Week 8? Yikes.
Monday 4.5 mi, trails (Bagley)
Tuesday 5.6 mi, road
Wednesday 6.3 mi, paved trail (Lakewalk, 50 mins at tempo)
Friday 5.5 mi, road
Sunday 13.5 mi, trail (SHT, Harder ‘n Hell Half course)
I’d call that a good bounceback week. I ended up with two rest days; the second was semi-planned, as I could have done a short run, but there was no need. After all those days off, I didn’t need to ramp up the mileage too much. My dad came up to visit on Saturday and we did some creative engineering to fix my car window, and then we went to see A Walk in the Woods, which I read over the summer. We enjoyed the movie even though it departs greatly from the book.
Wednesday was a rough day. I was not feeling speedy, but I pushed it longer than the prescribed workout (40 mins) because… well, because I could get another 10k done for my Strava monthly challenge. That’s really stupid but it’s true. Ugh, Strava. Too competitive. I didn’t feel that fantastic and my lower back was a little crampy during the run, which I pushed through because I need to figure out how to push through things. Unfortunately, once I slowed down after the tempo portion of the run was over, my gut felt horrible and crampy and I ended up having to walk my entire cooldown to avoid anything gross from occurring.

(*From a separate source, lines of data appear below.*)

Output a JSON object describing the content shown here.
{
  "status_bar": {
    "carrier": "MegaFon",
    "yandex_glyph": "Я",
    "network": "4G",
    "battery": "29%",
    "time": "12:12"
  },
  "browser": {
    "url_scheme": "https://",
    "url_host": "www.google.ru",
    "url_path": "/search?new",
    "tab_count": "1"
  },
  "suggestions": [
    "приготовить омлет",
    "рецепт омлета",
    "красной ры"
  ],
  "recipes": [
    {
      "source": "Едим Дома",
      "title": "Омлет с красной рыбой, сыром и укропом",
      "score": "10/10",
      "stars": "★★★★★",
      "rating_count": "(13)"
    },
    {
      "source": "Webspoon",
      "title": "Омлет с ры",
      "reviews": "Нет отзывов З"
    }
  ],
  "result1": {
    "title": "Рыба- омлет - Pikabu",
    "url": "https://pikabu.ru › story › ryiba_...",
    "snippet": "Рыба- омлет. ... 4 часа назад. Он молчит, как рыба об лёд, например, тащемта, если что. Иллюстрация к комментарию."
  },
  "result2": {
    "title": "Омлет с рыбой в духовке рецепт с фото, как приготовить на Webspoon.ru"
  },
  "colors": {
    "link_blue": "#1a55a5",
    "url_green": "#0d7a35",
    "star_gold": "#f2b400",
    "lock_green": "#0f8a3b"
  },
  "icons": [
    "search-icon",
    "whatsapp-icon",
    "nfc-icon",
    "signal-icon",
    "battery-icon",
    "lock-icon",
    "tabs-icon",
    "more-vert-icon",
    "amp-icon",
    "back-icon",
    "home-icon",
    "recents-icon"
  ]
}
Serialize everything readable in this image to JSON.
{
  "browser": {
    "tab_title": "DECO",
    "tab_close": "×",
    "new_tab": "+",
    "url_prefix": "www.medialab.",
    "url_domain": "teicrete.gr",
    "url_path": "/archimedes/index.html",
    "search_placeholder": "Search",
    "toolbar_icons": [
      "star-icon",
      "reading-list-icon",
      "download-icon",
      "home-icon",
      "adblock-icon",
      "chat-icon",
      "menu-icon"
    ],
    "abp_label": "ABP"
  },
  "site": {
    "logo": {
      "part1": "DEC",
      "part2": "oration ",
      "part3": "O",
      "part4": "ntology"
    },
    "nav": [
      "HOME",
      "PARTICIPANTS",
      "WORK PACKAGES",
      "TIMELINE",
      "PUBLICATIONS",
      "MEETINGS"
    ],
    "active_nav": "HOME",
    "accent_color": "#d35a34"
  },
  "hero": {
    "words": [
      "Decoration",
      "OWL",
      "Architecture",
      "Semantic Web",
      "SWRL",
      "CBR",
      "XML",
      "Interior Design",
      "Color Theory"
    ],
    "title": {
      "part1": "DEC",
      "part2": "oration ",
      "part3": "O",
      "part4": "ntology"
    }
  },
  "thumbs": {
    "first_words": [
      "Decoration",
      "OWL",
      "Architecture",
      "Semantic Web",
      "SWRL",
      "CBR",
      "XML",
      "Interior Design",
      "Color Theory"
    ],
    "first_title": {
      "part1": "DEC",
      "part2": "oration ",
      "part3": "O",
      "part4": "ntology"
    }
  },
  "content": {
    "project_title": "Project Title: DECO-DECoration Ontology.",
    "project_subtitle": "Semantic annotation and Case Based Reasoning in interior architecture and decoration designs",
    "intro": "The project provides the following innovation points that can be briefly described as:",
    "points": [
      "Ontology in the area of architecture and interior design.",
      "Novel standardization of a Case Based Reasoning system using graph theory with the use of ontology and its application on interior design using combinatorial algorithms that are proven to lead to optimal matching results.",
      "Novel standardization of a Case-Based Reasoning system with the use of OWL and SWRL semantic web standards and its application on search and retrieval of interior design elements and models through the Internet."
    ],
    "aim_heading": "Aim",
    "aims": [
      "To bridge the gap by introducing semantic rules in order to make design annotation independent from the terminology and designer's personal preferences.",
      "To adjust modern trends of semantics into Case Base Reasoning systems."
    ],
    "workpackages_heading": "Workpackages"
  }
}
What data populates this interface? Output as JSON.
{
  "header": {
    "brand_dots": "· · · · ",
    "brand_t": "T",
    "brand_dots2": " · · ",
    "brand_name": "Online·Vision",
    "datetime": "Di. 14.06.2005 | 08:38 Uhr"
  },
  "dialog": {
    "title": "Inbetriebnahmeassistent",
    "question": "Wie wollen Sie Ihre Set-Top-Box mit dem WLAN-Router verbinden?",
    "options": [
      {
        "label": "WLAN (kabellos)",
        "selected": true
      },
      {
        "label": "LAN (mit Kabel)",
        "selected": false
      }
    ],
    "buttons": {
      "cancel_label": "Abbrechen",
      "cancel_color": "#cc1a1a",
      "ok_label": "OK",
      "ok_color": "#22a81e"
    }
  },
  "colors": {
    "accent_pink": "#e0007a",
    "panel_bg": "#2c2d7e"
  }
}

I was using Wednesday as a test to see if I was going to run a race this upcoming weekend. I haven’t raced since the Park Point 5 Miler, which wasn’t the best, so I thought maybe another 5K before my half marathon might be fun. Since my speed session didn’t go so well and I wasn’t hitting the paces I wanted to hit to even have a prayer of a decent race, I decided not to sign up. Why risk my real race with some race I’m not in any kind of shape for? I was only going to run it if I felt like I could beat my PR, and I don’t think I can.
Sunday I ran the Harder ‘n Hell course from start to finish (or thereabouts). It was rough, but I think I’ve gotten some things figured out. It took me 4:23 to finish, so that gives me a benchmark. I didn’t stop on the Stairway to Hell, so that was also good! I ate two Snickers bars, which seemed to work well. They’re easier to open and eat than Clif bars and not as messy as the other granola bars I eat, and I didn’t feel sick when I ate them. I did feel pretty thirsty, and I was rationing my water at the end, but I will be able to refill at an aid station along the way. I just need to start eating earlier in the race, because I was dragging in the middle of the run once again. I also plan on only running short, flat, easy runs the week of the race, so my legs won’t be as beat up. Granted, the course is murder on them, but at least they’ll go in feeling ok. I was “flying” (relatively speaking) once I was on the pedestrian bridge crossing the freeway, so that was nice. Especially since I’d just gone on a nearly mile-long descent that tested the shocks on my knees to their limits.
I know I can complete the race. And maybe I won’t even come in last. I looked up previous race results and 4:23 would not have been last place in the last 3 years. So that’s good! Of course, this year could be the year everyone is super speedy, BUT, still. To know that even if I did come in last, I wouldn’t be unexpectedly slow, is a confidence booster.
Four weeks to go. Only the next two really matter, since it takes awhile for training to actually take effect, and the final week I won’t be doing much anyway. I just need to stay healthy and able, and get to the starting line in one piece.